Aujourd’hui, je me retrouve sur cette plage à essayer d’extraire le zombie qui s’est emparé de moi depuis mon retour. Depuis ce jour plutôt, et qui anesthésie mes moindres faits et gestes. Maman me tourne autour, me cajole comme elle ne l’a plus fait depuis longtemps, son chagrin alourdi de me voir errer comme une âme en peine.
Le symbole de mon père garde les yeux rivés sur mon dos. Mes frères s’affairent entre lui et moi. Ils assistent des compagnons rentrés en même temps que moi pour la prise de mesures. Le lion ne sera plus seul longtemps. Le dragon va le rejoindre.
Je ne sais plus qui a émis l’idée, peu importe, elle a été adoptée. Ce sera un bel hommage.
Je reviendrai aider Yahel. Plus tard. Dès que je pourrai.
En fait, dès que j’y arriverai.
J’ai honte. Je lui ai menti, quelque part. Moi aussi, je suis retourné par tout ça. J’en fais encore des cauchemars, la nuit. J’ai voulu égaler mon père, être aussi fort que ses meilleurs soldats. Au moins ça, je peux. Du moins, je le croyais.
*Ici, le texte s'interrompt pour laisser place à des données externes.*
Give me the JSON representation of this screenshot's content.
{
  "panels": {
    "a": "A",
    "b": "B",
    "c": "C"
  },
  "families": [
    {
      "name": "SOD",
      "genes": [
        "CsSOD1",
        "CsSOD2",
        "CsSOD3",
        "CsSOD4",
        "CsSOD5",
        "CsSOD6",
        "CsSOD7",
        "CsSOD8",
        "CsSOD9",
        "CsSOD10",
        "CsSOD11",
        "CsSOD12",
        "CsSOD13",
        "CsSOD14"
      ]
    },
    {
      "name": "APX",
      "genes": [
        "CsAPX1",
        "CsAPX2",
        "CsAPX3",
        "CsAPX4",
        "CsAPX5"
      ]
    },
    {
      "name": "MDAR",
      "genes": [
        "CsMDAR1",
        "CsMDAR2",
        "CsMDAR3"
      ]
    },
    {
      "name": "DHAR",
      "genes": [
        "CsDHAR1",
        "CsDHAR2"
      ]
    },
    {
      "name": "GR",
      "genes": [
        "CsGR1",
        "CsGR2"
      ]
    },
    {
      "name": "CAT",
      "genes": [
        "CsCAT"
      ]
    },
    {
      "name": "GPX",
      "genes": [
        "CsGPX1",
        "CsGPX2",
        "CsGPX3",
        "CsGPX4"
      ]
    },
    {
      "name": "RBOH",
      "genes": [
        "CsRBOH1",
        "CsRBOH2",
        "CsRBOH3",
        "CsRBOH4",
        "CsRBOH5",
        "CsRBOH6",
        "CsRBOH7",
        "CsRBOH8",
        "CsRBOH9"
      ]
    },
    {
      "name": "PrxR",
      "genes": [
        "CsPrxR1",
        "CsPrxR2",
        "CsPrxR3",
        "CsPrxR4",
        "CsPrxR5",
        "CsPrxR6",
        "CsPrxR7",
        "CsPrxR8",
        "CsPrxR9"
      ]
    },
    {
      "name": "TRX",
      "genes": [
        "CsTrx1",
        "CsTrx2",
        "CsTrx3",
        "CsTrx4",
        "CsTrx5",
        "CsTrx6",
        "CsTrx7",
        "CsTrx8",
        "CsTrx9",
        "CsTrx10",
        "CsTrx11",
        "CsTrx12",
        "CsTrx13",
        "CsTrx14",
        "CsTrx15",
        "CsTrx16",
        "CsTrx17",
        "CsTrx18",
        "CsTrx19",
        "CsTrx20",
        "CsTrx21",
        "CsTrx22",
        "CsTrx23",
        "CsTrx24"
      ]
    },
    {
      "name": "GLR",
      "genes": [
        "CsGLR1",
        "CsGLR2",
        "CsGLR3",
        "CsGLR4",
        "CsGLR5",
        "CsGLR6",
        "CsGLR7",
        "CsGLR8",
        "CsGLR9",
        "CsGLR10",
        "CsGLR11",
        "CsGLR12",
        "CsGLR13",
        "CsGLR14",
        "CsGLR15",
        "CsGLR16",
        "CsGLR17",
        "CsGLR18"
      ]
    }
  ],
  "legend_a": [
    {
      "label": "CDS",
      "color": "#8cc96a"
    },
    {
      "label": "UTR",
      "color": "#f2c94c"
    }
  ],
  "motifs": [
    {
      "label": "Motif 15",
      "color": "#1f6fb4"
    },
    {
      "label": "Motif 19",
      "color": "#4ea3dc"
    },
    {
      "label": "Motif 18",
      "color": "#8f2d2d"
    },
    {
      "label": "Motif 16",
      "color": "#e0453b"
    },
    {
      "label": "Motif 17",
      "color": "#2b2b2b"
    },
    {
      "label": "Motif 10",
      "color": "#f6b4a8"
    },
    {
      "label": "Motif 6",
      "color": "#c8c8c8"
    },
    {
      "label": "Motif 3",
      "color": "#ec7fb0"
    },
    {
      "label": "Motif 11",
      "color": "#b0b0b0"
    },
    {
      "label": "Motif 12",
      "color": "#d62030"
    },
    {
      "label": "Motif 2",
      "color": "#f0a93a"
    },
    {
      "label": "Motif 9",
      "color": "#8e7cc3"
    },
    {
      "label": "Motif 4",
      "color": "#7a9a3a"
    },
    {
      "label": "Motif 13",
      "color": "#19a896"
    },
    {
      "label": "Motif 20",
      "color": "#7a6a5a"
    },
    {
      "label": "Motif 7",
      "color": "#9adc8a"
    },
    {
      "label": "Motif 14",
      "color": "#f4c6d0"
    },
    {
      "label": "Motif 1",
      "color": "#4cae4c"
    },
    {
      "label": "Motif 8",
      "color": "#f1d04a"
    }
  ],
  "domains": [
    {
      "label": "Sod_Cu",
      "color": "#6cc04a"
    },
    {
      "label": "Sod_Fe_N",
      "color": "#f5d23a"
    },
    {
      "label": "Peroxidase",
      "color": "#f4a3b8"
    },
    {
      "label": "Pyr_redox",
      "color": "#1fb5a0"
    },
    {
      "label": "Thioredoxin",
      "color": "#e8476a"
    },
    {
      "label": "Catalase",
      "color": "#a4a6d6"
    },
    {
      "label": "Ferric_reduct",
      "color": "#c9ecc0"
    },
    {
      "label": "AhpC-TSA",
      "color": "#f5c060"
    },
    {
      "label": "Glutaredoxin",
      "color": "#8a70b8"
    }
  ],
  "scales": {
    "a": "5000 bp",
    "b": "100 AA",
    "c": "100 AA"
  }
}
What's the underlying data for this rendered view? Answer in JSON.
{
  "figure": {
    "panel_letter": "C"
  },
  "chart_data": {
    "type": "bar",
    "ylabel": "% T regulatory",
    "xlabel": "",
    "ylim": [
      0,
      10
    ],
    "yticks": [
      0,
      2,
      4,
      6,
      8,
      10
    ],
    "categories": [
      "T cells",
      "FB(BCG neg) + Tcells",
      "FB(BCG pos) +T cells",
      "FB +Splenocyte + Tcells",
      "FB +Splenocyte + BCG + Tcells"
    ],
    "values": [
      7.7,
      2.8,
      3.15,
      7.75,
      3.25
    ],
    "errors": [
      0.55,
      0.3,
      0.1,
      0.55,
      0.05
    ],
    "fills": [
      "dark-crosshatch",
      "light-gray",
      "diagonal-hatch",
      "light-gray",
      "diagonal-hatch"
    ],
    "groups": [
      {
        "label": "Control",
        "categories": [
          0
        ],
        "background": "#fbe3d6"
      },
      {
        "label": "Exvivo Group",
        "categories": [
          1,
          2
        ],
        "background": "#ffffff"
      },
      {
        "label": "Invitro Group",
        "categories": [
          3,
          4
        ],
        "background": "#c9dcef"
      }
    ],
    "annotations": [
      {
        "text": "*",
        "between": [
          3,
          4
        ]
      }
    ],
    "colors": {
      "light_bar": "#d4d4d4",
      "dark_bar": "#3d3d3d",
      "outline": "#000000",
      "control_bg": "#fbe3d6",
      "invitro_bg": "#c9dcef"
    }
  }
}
J’ai réussi, quelque part, puisque j’ai tenu et j’étais présent pour assister à ce combat. Son dernier combat. Le reste…
J’ai besoin d’une pause.
Et j’ai besoin de temps.
Du temps pour prendre du recul.
Du temps pour comprendre.
Bon sang, c’était quoi ?
J’ai besoin de savoir.
Ce n’est pas la seule question qui me trotte dans la tête. Papa. Il est parti si tôt, loin de nous. Cet homme qui ne débarquait sur cette île que trop rarement à mon goût, qui chaque fois nous emplissait de son amour, maman, mes frères et moi, nous ses enfants, dans le fond, j’ignore qui il est. Nous en savons si peu sur lui, au final. Trop peu à mon goût. Voilà pourquoi j’ai décidé de tout noter dans ce carnet. Mes souvenirs. Mes échanges avec tous ceux que je croiserai et interrogerai dans cette quête. Le plus fidèlement possible. En rassemblant toutes les pièces du puzzle, peut-être que j’y arriverais.